L’exorde* capte l’attention d’Attale par le paradoxe qu’il développe
par le biais de l’hypothétique et de la structure d’opposition (bien loin de
vous prêter l’appui) qui expriment une mise en garde à laquelle ne
s’attendait pas l’interlocuteur. La péroraison* sur quatre vers se présente
avec ses impératifs comme une exhortation. Mais mise en garde et
exhortation sont feintes : l’ironie que nous avons déjà vue à l’œuvre,
marque tout le discours qui est polyphonique*. Le discours est romain…
contrairement au sentiment profond de Nicomède. Rome est présente
dans la tirade par le biais de la dérivation* suffixale (Rome I Romain) et
impropre (nom : un Romain, v. 1 ; adjectif : Citoyen romain, v. 7).
Les hyperboles* sont nombreuses, par le biais des adjectifs et du haut
degré, comme nous l’avons vu plus haut : elles outrent à la fois l’honneur
lié à Rome et la honte liée à la royauté.
Conclusion : toute la subtilité du texte vient de ce que le discours de
Nicomède est entièrement ironique. Il y a discordance entre le sens
apparent – un raisonnement structuré visant à ramener Attale à la raison
–, et le sens réel et caché – un tissu de railleries. Nicomède n’espère pas
qu’Attale adhère à son raisonnement mais il met en lumière les
contradictions internes du personnage et il se donne le divertissement de
se moquer de lui.

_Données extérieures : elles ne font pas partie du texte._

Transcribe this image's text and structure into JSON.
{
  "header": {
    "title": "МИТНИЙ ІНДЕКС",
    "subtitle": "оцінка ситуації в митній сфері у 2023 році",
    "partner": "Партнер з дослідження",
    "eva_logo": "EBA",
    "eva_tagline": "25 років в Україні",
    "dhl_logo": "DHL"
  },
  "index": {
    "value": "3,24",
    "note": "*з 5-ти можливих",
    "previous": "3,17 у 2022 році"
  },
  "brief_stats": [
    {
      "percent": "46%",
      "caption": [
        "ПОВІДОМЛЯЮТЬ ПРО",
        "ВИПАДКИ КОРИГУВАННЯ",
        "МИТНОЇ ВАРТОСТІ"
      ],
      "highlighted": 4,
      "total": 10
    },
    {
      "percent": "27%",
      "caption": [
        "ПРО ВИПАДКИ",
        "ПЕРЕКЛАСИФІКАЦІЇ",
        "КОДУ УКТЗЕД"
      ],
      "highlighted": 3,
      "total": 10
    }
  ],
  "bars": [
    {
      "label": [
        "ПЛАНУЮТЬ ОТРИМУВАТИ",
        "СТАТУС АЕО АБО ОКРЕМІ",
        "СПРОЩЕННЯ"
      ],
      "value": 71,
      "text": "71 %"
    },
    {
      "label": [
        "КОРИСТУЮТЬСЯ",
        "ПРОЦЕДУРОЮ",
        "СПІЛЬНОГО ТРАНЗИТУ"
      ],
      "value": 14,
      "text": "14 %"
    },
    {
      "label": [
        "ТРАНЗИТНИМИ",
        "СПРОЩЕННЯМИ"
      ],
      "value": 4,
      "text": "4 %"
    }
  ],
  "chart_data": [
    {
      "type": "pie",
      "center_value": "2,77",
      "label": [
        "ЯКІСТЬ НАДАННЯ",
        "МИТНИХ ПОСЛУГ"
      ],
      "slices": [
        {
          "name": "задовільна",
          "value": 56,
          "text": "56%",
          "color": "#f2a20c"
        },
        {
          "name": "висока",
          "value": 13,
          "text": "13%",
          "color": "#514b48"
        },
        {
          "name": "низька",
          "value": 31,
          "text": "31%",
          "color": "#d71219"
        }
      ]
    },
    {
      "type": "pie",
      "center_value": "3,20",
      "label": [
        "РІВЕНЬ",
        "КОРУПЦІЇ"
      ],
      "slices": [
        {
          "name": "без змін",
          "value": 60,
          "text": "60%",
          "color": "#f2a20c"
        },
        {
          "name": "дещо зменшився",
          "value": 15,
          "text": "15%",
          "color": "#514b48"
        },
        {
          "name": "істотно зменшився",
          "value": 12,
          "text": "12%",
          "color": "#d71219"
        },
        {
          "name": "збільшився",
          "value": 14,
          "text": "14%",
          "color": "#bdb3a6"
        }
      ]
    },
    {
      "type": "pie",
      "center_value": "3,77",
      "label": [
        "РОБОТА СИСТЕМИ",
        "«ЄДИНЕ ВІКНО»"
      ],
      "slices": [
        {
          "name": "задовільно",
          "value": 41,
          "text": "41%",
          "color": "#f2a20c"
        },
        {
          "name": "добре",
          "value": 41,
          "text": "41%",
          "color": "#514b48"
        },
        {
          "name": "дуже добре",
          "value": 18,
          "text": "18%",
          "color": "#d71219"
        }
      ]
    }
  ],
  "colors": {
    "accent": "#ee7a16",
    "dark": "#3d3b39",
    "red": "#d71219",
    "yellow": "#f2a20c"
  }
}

La ruse consiste à emprunter le point de vue de Rome
que ne peut critiquer le « Citoyen Romain » Attale, bien qu’il soit
parfaitement conscient de la teneur ironique du discours de Nicomède. Et
si ce dernier peut se permettre de faire semblant de déprécier Laodice,
c’est parce qu’il y a une connivence entre les deux personnages, comme
entre Nicomède et le public.
À la lumière de cette analyse, le commentaire stylistique pourrait être
organisé en deux parties (une structure en trois parties n’étant pas une
nécessité pour cet exercice), mettant en évidence l’ambiguïté du propos
de Nicomède :
I. Dans l’apparence, un discours romain
II. Dans la réalité, le discours ironique d’un « résistant ».